Question écrite du 6 février 2012

M. François CALVET interroge M. le Ministre chargé des Transports, sur les compétences de l'Etat en matière de financement des aménagements de la route nationale 20 en agglomération. En effet, les communes sont régulièrement amenées à entreprendre des travaux d'aménagement divers sur les routes qui les traversent dans le but de répondre au mieux à la demande des administrés. Dans le cas précis de la RN 20, à l'instar de la RN 116, ces routes relèvent de la compétence de l'Etat. Aussi, il lui demande de bien vouloir lui indiquer dans quelle mesure l'Etat peut participer aux dépenses d'investissement nécessaires à la réalisation des dits aménagements et quelles sont ses véritables obligations dans le cas précis.

Question écrite du 20 janvier 2012

M. François CALVET attire l'attention de M. le ministre du Travail, de l'Emploi et de la Santé sur les conditions de formation des ostéopathes professionnels de santé, dans la perspective d’une future modification de la réglementation de l’ostéopathie (Décret n°2007-437 du 25 mars 2007 relatif à la formation des ostéopathes et à l’agrément des établissements de formation, décret n°2011-390 du 12 avril 2011 modifiant l’article 75 de la loi n°2002-303 du 4 mars 2002 relative aux droits des malades et à la qualité du système de santé et décret n°2011-1120 du 19 septembre 2011 relatif aux agréments des établissements de formation en ostéopathie).

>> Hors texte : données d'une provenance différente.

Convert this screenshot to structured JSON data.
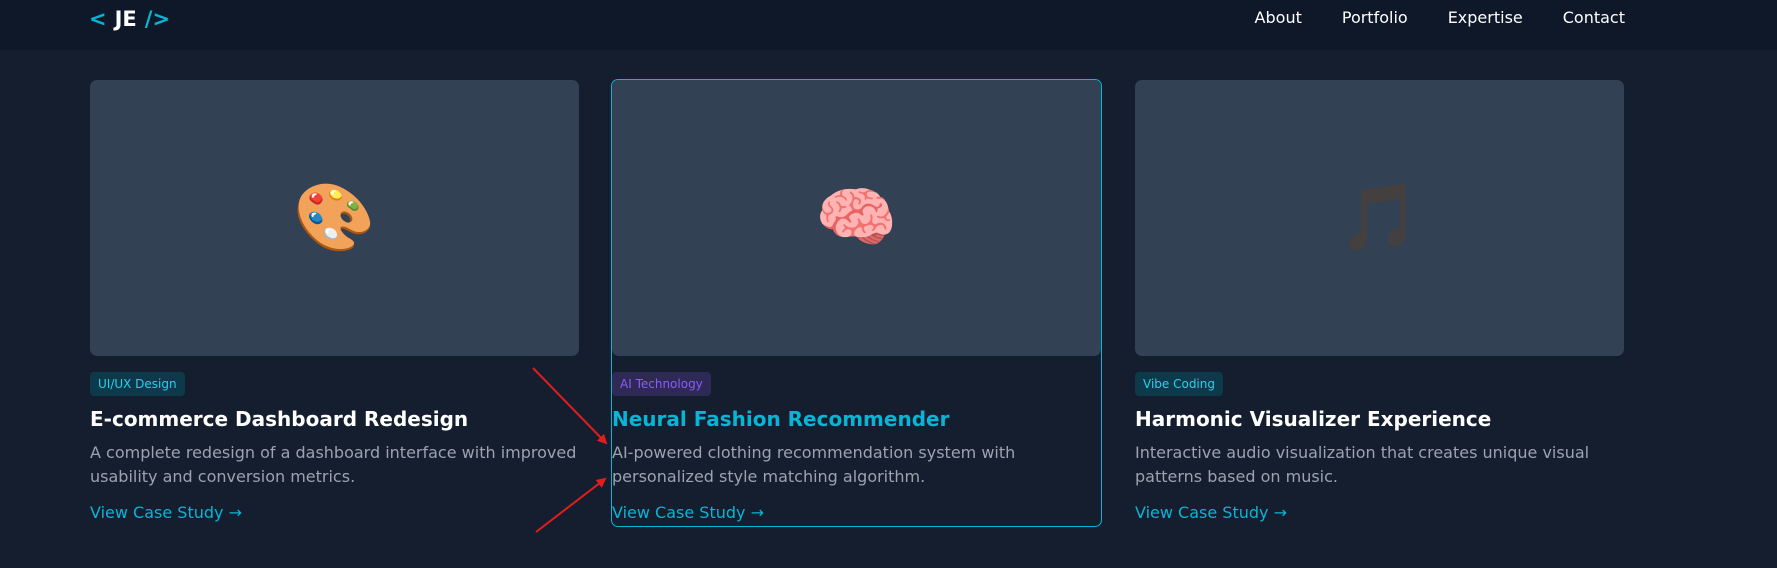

Les professionnels de santé, dont les masseurs-kinésithérapeutes, qui sont à l’origine historique de l’implantation de l’ostéopathie en France, exigent le maintien d’une formation spécifique à l’ostéopathie dans le cadre d’une filière de formation continue « en alternance » ce qui ne serait pas le cas si l’exemple du décret n°2011-1127 du 20 septembre 2011 sur la chiropractie était appliqué à l’ostéopathie.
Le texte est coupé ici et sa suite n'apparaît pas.